Mas, mesmo nos tribunais da opinião pública que tendem a ser muito mais expeditos a dissipar as dúvidas e a chegar a sentenças definitivas do que os tribunais de justiça, chegam a ouvir-se testemunhas, e chegou a vez aos jornalistas. A jornalista do Expresso não teve dúvidas em denunciar que "Mãe da rapariga de 17 anos é antivacinas..." mas, pior ainda, "...e adepta da homeopatia", informação que lhe tinha sido passada por fonte médica. Estava dissipada qualquer dúvida sobre a pertença destes pais às forças do obscurantismo. Que andamos todos a combater, digo eu. A notícia foi posteriormente actualizada com informação prestada por familiares dos pais que explicaram que a jovem não tinha sido vacinada contra o sarampo na altura prevista por indicação médica, por ter feito um choque anafilático grave em reacção a outra vacina, mas o título da notícia, que é a única coisa que interessa, não foi alterado num milímetro, e ficou para a posteridade que "Mãe da jovem que morreu com sarampo é antivacinas". Podia-se, pois, passar à execução da pena e pegar fogo à pira e aos pais.

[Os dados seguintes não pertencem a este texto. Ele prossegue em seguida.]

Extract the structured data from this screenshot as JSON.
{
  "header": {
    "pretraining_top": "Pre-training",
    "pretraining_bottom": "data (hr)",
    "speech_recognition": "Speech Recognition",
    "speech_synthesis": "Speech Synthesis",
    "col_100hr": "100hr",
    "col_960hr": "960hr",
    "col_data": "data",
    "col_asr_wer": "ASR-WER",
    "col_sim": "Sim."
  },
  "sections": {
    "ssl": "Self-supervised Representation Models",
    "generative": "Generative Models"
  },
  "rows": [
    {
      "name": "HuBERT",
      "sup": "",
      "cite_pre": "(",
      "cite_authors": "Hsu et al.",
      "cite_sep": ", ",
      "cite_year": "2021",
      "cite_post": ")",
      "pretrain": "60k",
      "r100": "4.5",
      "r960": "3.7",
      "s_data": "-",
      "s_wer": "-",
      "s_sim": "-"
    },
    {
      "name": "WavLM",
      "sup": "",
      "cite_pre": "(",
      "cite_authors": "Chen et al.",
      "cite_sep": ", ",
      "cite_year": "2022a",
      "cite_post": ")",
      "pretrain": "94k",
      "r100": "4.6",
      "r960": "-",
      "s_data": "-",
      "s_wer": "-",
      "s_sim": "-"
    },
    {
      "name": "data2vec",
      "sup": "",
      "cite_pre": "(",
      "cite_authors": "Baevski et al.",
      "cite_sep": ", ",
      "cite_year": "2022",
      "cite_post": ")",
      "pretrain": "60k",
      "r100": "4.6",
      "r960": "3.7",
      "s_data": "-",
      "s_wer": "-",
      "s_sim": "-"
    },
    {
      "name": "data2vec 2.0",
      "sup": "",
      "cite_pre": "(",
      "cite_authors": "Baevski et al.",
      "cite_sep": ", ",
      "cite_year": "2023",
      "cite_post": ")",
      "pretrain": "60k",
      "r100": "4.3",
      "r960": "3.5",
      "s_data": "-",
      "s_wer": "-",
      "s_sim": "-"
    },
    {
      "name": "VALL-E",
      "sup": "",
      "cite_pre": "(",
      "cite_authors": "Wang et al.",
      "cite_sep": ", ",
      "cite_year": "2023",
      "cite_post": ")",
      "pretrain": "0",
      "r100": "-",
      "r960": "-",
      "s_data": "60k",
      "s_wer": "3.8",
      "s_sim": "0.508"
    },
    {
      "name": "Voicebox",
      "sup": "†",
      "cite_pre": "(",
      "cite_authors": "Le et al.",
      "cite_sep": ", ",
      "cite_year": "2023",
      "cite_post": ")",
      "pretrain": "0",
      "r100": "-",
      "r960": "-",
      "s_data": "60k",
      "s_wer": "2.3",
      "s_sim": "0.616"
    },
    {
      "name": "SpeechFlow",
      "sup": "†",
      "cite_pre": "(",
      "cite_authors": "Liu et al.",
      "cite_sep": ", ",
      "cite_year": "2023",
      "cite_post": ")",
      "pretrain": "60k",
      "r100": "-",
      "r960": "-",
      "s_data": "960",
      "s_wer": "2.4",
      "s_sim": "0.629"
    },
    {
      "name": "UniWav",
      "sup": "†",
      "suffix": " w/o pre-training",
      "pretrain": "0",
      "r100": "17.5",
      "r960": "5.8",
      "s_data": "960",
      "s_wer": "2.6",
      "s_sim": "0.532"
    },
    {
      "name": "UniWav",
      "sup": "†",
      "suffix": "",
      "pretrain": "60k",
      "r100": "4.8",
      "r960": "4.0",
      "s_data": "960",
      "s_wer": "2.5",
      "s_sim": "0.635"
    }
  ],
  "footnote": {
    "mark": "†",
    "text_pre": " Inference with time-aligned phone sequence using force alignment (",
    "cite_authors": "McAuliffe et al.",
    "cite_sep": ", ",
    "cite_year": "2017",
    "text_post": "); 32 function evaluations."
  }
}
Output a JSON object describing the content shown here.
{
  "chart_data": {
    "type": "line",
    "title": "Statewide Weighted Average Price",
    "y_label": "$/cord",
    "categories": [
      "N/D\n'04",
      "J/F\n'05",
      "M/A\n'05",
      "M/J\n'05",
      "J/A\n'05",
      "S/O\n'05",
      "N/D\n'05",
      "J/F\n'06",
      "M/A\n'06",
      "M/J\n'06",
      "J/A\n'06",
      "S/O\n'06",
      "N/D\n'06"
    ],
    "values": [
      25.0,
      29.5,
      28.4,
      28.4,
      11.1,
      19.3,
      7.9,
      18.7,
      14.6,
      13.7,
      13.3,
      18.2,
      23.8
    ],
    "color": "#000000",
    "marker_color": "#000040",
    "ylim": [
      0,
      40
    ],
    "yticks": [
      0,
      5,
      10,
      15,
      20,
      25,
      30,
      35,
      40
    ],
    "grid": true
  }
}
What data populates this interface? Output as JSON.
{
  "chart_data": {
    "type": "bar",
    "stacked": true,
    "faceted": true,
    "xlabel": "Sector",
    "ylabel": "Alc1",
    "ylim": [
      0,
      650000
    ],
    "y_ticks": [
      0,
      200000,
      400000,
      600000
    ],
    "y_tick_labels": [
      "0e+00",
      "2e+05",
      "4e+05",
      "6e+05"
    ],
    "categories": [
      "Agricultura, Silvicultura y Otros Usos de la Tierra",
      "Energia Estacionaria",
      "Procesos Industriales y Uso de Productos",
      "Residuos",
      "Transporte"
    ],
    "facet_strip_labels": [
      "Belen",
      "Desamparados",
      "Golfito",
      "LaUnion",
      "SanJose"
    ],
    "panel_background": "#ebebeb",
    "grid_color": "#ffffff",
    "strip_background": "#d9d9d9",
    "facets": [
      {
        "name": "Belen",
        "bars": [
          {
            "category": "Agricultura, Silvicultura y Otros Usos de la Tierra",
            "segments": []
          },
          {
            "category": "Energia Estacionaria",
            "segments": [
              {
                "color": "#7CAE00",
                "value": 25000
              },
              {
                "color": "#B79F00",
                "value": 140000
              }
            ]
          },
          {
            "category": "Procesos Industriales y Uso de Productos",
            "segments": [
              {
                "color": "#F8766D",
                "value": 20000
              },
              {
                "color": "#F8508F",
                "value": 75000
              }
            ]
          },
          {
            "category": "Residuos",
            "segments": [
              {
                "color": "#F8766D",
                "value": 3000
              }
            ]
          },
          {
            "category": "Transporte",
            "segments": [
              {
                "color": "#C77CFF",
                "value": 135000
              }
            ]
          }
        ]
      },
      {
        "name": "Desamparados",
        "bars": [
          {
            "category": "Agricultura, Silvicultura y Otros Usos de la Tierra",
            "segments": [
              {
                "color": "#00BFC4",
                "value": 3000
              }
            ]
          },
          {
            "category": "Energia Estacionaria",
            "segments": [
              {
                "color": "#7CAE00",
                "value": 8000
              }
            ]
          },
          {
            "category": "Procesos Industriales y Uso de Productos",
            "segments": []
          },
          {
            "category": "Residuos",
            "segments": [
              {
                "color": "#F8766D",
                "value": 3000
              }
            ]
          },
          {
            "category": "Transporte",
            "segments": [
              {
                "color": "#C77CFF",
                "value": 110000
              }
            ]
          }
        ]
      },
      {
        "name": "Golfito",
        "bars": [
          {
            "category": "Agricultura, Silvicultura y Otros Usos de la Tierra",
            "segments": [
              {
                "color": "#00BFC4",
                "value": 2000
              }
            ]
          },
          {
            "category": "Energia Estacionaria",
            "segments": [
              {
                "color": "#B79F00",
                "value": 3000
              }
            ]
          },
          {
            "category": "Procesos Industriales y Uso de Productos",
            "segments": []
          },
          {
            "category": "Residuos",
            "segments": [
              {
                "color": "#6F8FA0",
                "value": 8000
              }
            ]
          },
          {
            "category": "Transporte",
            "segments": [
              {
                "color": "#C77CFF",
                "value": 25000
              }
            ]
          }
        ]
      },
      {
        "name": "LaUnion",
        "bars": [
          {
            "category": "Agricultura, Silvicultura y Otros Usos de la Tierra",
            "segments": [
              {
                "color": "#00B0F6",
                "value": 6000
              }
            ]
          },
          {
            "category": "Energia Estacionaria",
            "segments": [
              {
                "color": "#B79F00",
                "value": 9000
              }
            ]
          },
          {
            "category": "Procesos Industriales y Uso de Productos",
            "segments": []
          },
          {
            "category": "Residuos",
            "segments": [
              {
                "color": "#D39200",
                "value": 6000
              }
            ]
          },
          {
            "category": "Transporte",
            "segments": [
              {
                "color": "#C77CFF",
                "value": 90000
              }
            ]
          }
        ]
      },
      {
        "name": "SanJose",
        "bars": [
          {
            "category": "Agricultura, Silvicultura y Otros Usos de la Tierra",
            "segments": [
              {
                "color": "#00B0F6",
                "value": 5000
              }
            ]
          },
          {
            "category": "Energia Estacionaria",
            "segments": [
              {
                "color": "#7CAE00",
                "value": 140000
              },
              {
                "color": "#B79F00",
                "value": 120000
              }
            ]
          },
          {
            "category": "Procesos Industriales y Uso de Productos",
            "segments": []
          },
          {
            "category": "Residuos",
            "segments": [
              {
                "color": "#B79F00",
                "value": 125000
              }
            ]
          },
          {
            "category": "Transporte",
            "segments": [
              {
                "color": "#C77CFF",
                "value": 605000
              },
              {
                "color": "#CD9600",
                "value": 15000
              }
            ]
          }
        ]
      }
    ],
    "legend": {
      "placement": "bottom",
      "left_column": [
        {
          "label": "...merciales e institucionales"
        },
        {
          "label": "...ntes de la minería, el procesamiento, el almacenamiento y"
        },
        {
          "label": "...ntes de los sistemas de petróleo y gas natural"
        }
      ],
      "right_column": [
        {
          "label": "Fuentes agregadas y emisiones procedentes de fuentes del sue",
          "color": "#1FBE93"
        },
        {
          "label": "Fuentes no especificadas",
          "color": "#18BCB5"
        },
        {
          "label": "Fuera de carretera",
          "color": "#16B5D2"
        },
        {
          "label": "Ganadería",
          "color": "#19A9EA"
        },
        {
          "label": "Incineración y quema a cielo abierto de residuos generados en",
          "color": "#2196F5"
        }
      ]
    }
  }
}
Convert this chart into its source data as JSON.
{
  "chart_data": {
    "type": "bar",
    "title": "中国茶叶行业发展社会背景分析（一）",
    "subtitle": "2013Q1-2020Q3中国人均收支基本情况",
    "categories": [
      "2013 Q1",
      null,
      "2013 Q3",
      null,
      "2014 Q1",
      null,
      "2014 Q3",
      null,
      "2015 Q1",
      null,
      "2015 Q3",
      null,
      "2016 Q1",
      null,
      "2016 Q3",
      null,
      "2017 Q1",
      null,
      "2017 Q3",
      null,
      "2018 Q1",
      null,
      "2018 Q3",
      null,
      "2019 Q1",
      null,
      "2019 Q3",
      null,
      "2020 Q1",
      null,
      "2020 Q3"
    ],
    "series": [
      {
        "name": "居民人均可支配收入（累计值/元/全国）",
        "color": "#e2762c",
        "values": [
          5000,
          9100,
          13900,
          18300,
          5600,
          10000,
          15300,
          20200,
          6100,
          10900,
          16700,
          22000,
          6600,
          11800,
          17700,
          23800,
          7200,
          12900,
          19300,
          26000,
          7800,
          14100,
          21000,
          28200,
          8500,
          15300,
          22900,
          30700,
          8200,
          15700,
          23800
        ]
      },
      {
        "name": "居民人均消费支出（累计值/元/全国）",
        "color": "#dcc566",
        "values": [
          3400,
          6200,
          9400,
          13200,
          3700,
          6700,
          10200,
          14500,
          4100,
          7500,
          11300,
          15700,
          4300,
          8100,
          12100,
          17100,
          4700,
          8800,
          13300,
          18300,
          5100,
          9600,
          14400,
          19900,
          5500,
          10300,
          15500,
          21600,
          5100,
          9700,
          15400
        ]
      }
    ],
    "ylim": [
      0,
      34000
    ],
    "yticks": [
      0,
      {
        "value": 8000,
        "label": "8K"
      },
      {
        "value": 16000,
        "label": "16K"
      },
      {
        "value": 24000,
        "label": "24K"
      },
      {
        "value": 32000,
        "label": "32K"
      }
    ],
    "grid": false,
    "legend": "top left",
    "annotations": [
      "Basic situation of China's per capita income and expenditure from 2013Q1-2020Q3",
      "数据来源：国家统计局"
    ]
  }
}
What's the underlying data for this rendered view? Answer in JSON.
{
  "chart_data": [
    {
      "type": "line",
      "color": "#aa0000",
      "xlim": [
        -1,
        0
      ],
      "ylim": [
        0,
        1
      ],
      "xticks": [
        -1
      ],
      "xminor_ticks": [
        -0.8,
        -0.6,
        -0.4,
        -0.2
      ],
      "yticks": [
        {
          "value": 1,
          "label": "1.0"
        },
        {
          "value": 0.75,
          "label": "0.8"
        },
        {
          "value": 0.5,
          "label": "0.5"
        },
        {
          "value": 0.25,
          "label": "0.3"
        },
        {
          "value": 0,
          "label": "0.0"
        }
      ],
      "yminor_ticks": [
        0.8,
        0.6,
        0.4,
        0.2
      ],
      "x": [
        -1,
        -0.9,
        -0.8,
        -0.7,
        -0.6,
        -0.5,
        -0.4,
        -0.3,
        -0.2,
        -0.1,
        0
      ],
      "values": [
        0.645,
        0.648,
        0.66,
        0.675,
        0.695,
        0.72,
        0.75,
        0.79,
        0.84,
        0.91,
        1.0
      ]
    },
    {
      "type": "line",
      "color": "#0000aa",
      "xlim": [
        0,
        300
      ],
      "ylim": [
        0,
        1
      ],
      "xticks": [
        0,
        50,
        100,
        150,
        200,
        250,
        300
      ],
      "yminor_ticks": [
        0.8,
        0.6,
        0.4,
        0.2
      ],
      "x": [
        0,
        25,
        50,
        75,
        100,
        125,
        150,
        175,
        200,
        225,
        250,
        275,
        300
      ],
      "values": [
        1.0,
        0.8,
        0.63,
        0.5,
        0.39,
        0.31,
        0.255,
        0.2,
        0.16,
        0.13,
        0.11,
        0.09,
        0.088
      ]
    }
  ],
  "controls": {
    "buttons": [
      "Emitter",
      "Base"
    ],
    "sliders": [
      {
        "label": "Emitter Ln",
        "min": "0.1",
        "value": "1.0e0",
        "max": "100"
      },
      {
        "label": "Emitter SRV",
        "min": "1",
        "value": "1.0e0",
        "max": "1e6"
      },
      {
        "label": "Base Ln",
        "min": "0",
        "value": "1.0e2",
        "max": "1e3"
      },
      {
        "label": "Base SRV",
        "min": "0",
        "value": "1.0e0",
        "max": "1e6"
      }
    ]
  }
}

E foi o que aconteceu. No pelourinho das redes sociais, no julgamento dos pais que recusam vacinar os filhos pelos cidadãos que defendem a vacinação, aqueles pais foram condenados ao ridículo do obscurantismo desalmado que lhes fez matar a própria filha. Assunto arrumado.
A alegação de que não tinham vacinado a menina por indicação médica depois do choque anafilático não foi considerada relevante pelos membros do júri, que somos todos nós. Provavelmente foi uma desculpa esfarrapada para fugirem às responsabilidades. E apareceram logo médicos a esclarecer que, mesmo com o choque anafilático anterior, os pais poderiam à mesma ter vacinado a menina, nem que a internassem num hospital para lhe dar a vacina e controlar os efeitos da reacção alérgica num ambiente medicamente controlado. Aliás, a desculpa era desinteressante por transferir a responsabilidade dos pais para a pediatra da menina, e nem o DGS nem os médicos mediáticos gostarem muito de apontar o dedo a outros médicos quando o podem apontar a pais obscurantistas.
E a quem saiu a sorte grande neste julgamento mediático?
Ao Ministério da Saúde, que, com todos ocupados a discutir o obscurantismo dos pais, ninguém questionou seriamente sobre como é possível um doente ser internado num hospital com uma doença benigna e sair de lá para o cemitério com uma doença mortal que apanhou por contágio no hospital onde era suposto ter sido tratado da doença que levou e protegido de contágios de outras doenças. Mas esta é uma daquelas perguntas a que não interessa procurar resposta, para não estragar o ambiente de descrispação em que, graças a Deus, ou ao presidente e ao primeiro-ministro, vivemos.